The eigenvalues are determined as ${\lambda }_n=k(0)\frac{{(2n+1)}^2{\pi }^2}{4x_0^2}$ for all $n=0,1,\dots$ . Therefore the corresponding eigenfunctions are ${\varphi }_n(x)=sin(\frac{(2n+1)\pi x}{2x_0})$. Under these eigenfunctions and eigenvalues, the semigroup $S(t)$ can be represented in the following way:

$$S(t)U(x,s)=\sum _{n=0}^{\mathrm{\infty }}〈{\varphi }_n(x),U(x,s)〉e^{-{\lambda }_{n}t}{\varphi }_n(x),$$

(20)

where $〈{\varphi }_n(x),U(x,s)〉={\int }_0^1{\varphi }_n(x)U(x,s)dx$. Under this representation, the null space of the semigroup $S(t)$ of the linear operators can be defined as follows:

$$N(S)=\{U(x,s):〈{\varphi }_n(x),U(x,s)〉=0,\text{ for all }n=0,1,2,3,\dots \}.$$

As in the previous section, the construction of the semigroup $S(t)$ implies that the null space of it consists of only zero function, i.e., $N(S)=\{0\}$. The uniqueness of the unknown boundary condition $u(1,t)$ follows from this result.

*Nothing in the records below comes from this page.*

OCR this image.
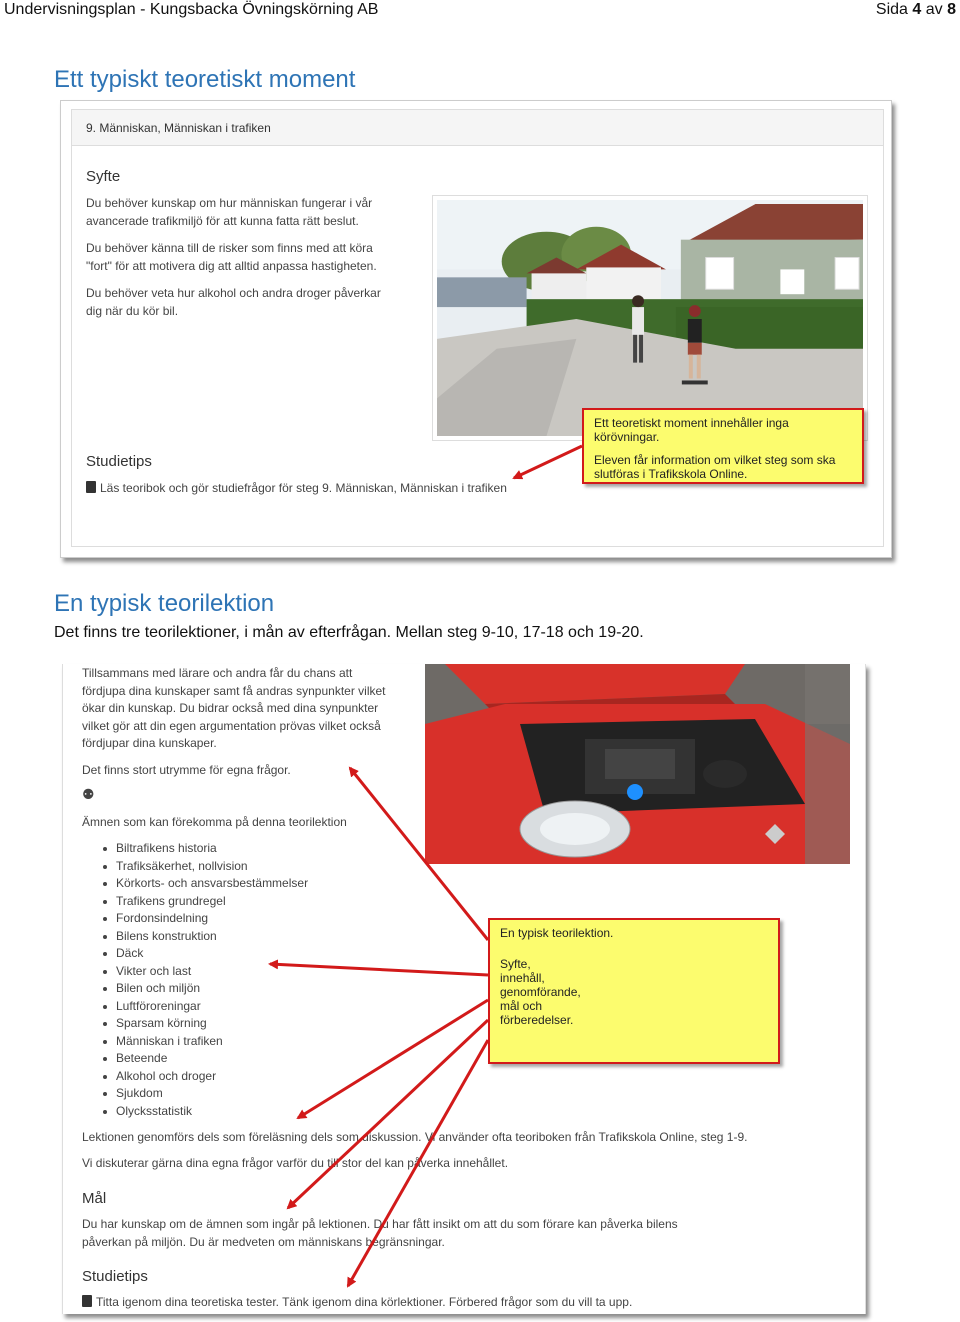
Undervisningsplan - Kungsbacka Övningskörning AB	Sida 4 av 8
Ett typiskt teoretiskt moment
9. Människan, Människan i trafiken
Syfte
Du behöver kunskap om hur människan fungerar i vår
avancerade trafikmiljö för att kunna fatta rätt beslut.
Du behöver känna till de risker som finns med att köra
"fort" för att motivera dig att alltid anpassa hastigheten.
Du behöver veta hur alkohol och andra droger påverkar
dig när du kör bil.
Ett teoretiskt moment innehåller inga körövningar.
Eleven får information om vilket steg som ska
slutföras i Trafikskola Online.
Studietips
Läs teoribok och gör studiefrågor för steg 9. Människan, Människan i trafiken
En typisk teorilektion
Det finns tre teorilektioner, i mån av efterfrågan. Mellan steg 9-10, 17-18 och 19-20.
Tillsammans med lärare och andra får du chans att
fördjupa dina kunskaper samt få andras synpunkter vilket
ökar din kunskap. Du bidrar också med dina synpunkter
vilket gör att din egen argumentation prövas vilket också
fördjupar dina kunskaper.
Det finns stort utrymme för egna frågor.
⚉
Ämnen som kan förekomma på denna teorilektion
Biltrafikens historia
Trafiksäkerhet, nollvision
Körkorts- och ansvarsbestämmelser
Trafikens grundregel
Fordonsindelning
Bilens konstruktion
Däck
Vikter och last
Bilen och miljön
Luftföroreningar
Sparsam körning
Människan i trafiken
Beteende
Alkohol och droger
Sjukdom
Olycksstatistik
En typisk teorilektion.
Syfte,
innehåll,
genomförande,
mål och
förberedelser.
Lektionen genomförs dels som föreläsning dels som diskussion. Vi använder ofta teoriboken från Trafikskola Online, steg 1-9.
Vi diskuterar gärna dina egna frågor varför du till stor del kan påverka innehållet.
Mål
Du har kunskap om de ämnen som ingår på lektionen. Du har fått insikt om att du som förare kan påverka bilens
påverkan på miljön. Du är medveten om människans begränsningar.
Studietips
Titta igenom dina teoretiska tester. Tänk igenom dina körlektioner. Förbered frågor som du vill ta upp.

The unique solution of the initial-boundary value problem (16) in terms of semigroup $S(t)$ can be represented in the following form:

$$v(x,t)=S(t)v(x,0)+{\int }_0^{t}S(t-s){\left((k(x)-k(0))(v_x(x,s)+{\psi }_2)\right)}_{x}ds.$$

Now, by using the identity (17) and taking the initial value $u(x,0)=g(x)$ into account, the integral equation for the solution $u(x,t)$ of the parabolic problem (14) in terms of semigroup can be written in the following form:

$$\begin{array}{rl}u(x,t)=& {\psi }_0+{\psi }_{2}x+S(t)(g(x)-{\psi }_0-{\psi }_{2}x)\\ +{\int }_0^{t}S(t-s){((k(x)-k(0))u_x(x,s))}_{x}ds.\end{array}$$

(21)

In order to arrange the above integral equation, let us define the following:

$$\begin{array}{c}\zeta (x)=(g(x)-{\psi }_0-{\psi }_{2}x),\hfill \\ \xi (x,t)={((k(x)-k(0))u_x(x,t))}_x.\hfill \end{array}$$

Then we can rewrite the integral equation in terms of $\zeta (x)$ and $\xi (x,s)$ in the following form:

$$u(x,t)={\psi }_0+{\psi }_{2}x+(S(t)\zeta (\cdot ))(x,t)+{\int }_0^t(S(t-s)\xi (\cdot ,s))(x,t,s)ds.$$

(22)

This is the integral representation of a solution of the initial-boundary value problem (15) on ${\mathrm{\Omega }}_T=\{(x,t)\in R^2:0<x<x_0,0<t\le T\}$. It is obvious from the eigenfunctions ${\varphi }_n(x)$, the domain of eigenfunctions can be extended to a closed interval $[0,1]$. Moreover, they are continuous on $[0,1]$. Under this extension, the uniqueness of the initial-boundary value problems (15) and (16) imply that integral representation (22) becomes the integral representation of a solution of the initial-boundary value problem (16) on ${\mathrm{\Omega }}_T=\{(x,t)\in R^2:0<x<1,0<t\le T\}$.

Substituting $x=1$ into the integral representation (22) of the solution $u(x,t)$ yields

$$u(1,t)=f(t)={\psi }_0+{\psi }_2+(S(t)\zeta (\cdot ))(1,t)+{\int }_0^t(S(t-s)\xi (\cdot ,s))(1,t,s)ds,$$

(23)

which implies that $f(t)$ can be determined analytically.

The right-hand side of identity (23) defines the semigroup representation of the unknown boundary condition $u(1,t)$ at $x=1$.

4 Conclusion

The purpose of this study is to identify the unknown boundary condition $u(1,t)$ at $x=1$ via the semigroup approach by using the over measured data $u(x_0,t)={\psi }_1$ and $u_x(x_0,t)={\psi }_2$. The crucial point here is the unique extensions of the solutions on $\{(x,t)\in R^2:0<x<x_0,0<t\le T\}$ to $\{(x,t)\in R^2:0<x<1,0<t\le T\}$ which are implied by the uniqueness of the solutions. This key leads to the integral representation of the unknown boundary condition $u(1,t)$ at $x=1$ obtained analytically.